In the context of cryptocurrency investments, fear of missing out (FOMO) is the term often used to describe the intense feeling of anxiety or regret people can get when they believe they are missing out on a lucrative investment opportunity—such as when Bitcoin (BTC) or another cryptocurrency is experiencing solid growth at the time.
While this is often a passing feeling that many do not act on, a large proportion of would-be investors end up taking steps to ‘get in on the action’. Sometimes, this action pays off, and the investor generates a profit. Other times, acting based on FOMO has disastrous consequences—particularly when the investor neglects proper risk management and doesn’t take the time to fully understand their investment.
Fortunately, FOMO can also be harnessed and used to make profitable investment choices. But you need to know what to do, and what to avoid, to stand the best chance of success.
If you’re currently experiencing FOMO, here’s what you need to bear in mind.
Security Comes First
Diving into a cryptocurrency investment without doing adequate research, typically with a dangerously high sum of money is colloquially known as ‘apeing in’ in crypto circles—and it’s rarely a good idea.
Not only do investors risk sums they often cannot afford to lose—breaking rule number 1 of investments. But they often do so while using insecure platforms that leave their funds at risk—which can include online exchange wallets and untested smart contracts.

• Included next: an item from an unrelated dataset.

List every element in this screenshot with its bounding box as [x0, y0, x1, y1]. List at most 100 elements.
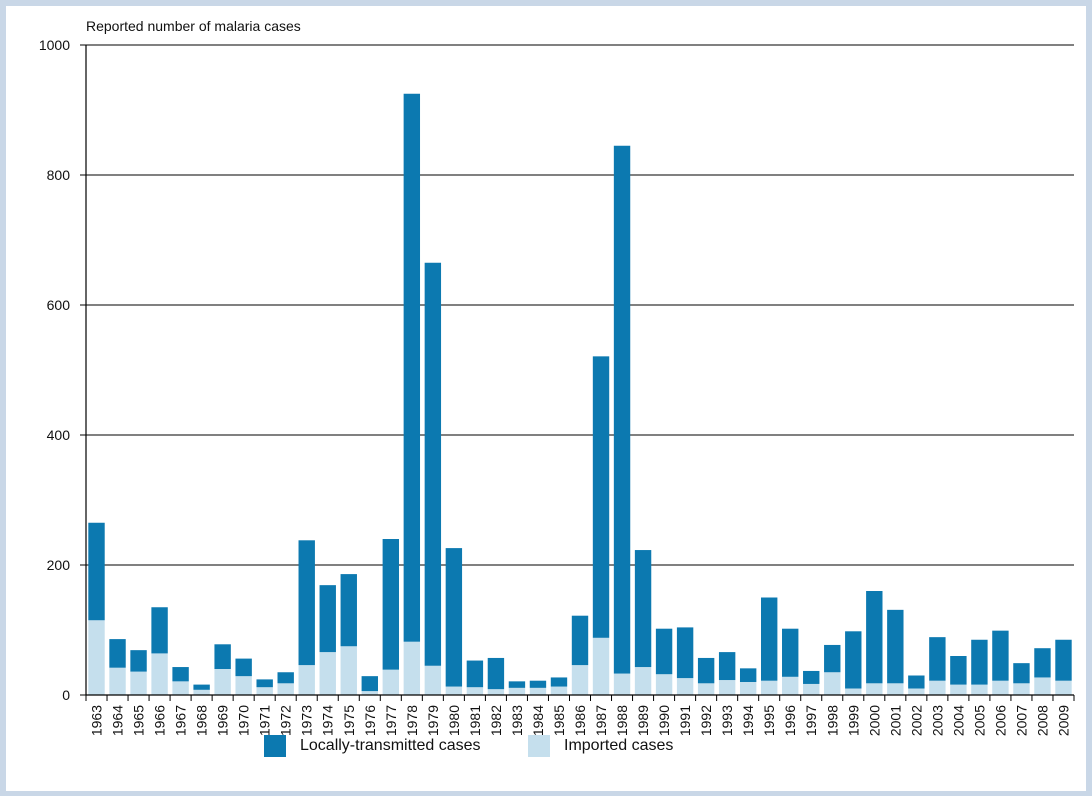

Needless to say, storing your funds on an insecure platform can have disastrous consequences. If you want to maximize your security, it’s wise to avoid using platforms that require full control of your assets—typically known as custodial platforms.
Instead, always keep your funds in a secure wallet that gives you full access to your private keys. Coin Wallet is arguably one of the best for Bitcoin and altcoin investors since it not only supports a wide range of cryptocurrencies (including all ERC-20 tokens) but is also one of just a handful of cross-platform wallets to support hardware-based security—in the form of the optional YubiKey.
Regardless of which wallet option you use, always practice risk management. Bitcoin is widely considered to have significant long term potential, but it is also highly volatile in the short term. This volatility can pose a problem for those with tolerance for risk since short-term losses can and likely will occur at some point. Be prepared for it by setting your expectations on the long term outcome.
Understand Bitcoin’s Market Dynamics
Like many investments, the price of Bitcoin is set by minute-to-minute changes in supply and demand. When demand outstrips supply its value tends to increase, whereas if supply exceeds demand, the value will likely fall.
Over the long term, demand for Bitcoin has consistently eclipsed the supply—this is why Bitcoin has achieved such considerable growth in its just over a decade long existence. But since less than 0.1% of the world population currently own or use Bitcoin and institutions now pumping more money into Bitcoin than ever before, many economists think this will be the case for years to come.
But with that said, Bitcoin has largely demonstrated a four-year market cycle. As described by Rekt Capital on Hackernoon, Bitcoin has so far moved in a regular four-year cycle. The first phase of each four-year cycle has so far seen Bitcoin achieve exponential growth—reaching new highest all time values.
Bitcoin then tends to undergo a major correction, before an accumulation period, which leads to a recovery and continuation phase before the cycle begins anew with further exponential growth.
As of January 2021, we appear to be entering into phase 1 of the cycle—exponential growth. This is arguably the point of maximum financial opportunity in this cycle, and could last anywhere from several weeks to several months. Bitcoin may fall at some point, but history indicates it will bounce back stronger than ever—regardless of how severe this fall might be.
Regardless, it’s important to understand that past performance isn’t always an indicator of what lies ahead. Always factor this into your decision-making.
Stay On Top of the Market
As with all investments, it’s important to check in on your Bitcoin or cryptocurrency portfolio from time to time to see how it is performing.
However, given that Bitcoin is extraordinarily volatile, many experts agree that it’s best to restrict how often you check in on its price—to avoid being adversely influenced by short-term changes in its value.
For this reason, many early-stage investors simply adopt the ‘buy it and forget about it’ approach and avoid checking the price of their assets for several years. So far, this has turned out to be an excellent strategy.
But if you really must keep track of the market, consider using one of the various market tracking tools like TradingView or the CoinMarketCap app to automatically send you an alert when a certain price is reached, rather than manually tracking the market directly.
This will both save you time, and prevent you from acting on an impulse.